Capítulo veintidós: La huida
Una vez conocí a un cantautor, un tipo de mediano éxito que pasó de tocar en fiestas de instituto y locales donde hasta las cucarachas sabían solfeo a hacerlo en escenarios de mayor prestigio. Era un ser comprometido, con inquietudes solidarias, una de estas personas que siempre parecen hablar bajo una pancarta, dejar un mensaje, iniciar una revolución. Era, también, un machista consumado, y un racista paradójico. Siempre que le escucho desgranar conflictos desde sus letras asoma, entre el catálogo de injusticias sociales desperdigadas por el mundo y canciones de amor para mujeres impresionables, aquella chica a la que trataba mal o aquel comentario entre dientes que no casaba con la portada del disco.

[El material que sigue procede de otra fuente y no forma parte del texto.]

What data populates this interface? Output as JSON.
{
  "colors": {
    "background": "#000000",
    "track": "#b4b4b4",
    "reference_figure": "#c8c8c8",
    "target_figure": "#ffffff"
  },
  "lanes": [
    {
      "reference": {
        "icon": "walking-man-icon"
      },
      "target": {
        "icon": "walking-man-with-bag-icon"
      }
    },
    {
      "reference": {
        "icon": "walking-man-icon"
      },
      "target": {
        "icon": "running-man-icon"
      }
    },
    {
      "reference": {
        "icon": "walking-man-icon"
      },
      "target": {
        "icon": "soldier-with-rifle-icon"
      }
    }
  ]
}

Tengo muy presente ese primer y casi adolescente contacto con las discrepancias entre esencia y envoltorio, porque me ayuda a profundizar en algún discurso, da igual que el susodicho venda cedés o implicación con la empresa. Así, el que se postula a la medalla al trabajo puede desplegar en su puesto recursos insospechados para no dar golpe. Hay luchadores por las libertades democráticas que ejercitan sus principios acosando de refinadas formas a los compañeros. Defensores no, baluartes de la Sanidad Pública capaces de pegarle la vuelta a un paciente de ochenta y tres años hasta Taramundi por un error de citación. Incluso he conocido a un sujeto que, tras denunciar una persecución política, ahí es nada, se ha sentido más que justificado para llegar a las amenazas. Todos enarbolando banderas incontestables, todos cantándole al sistema, triste concierto.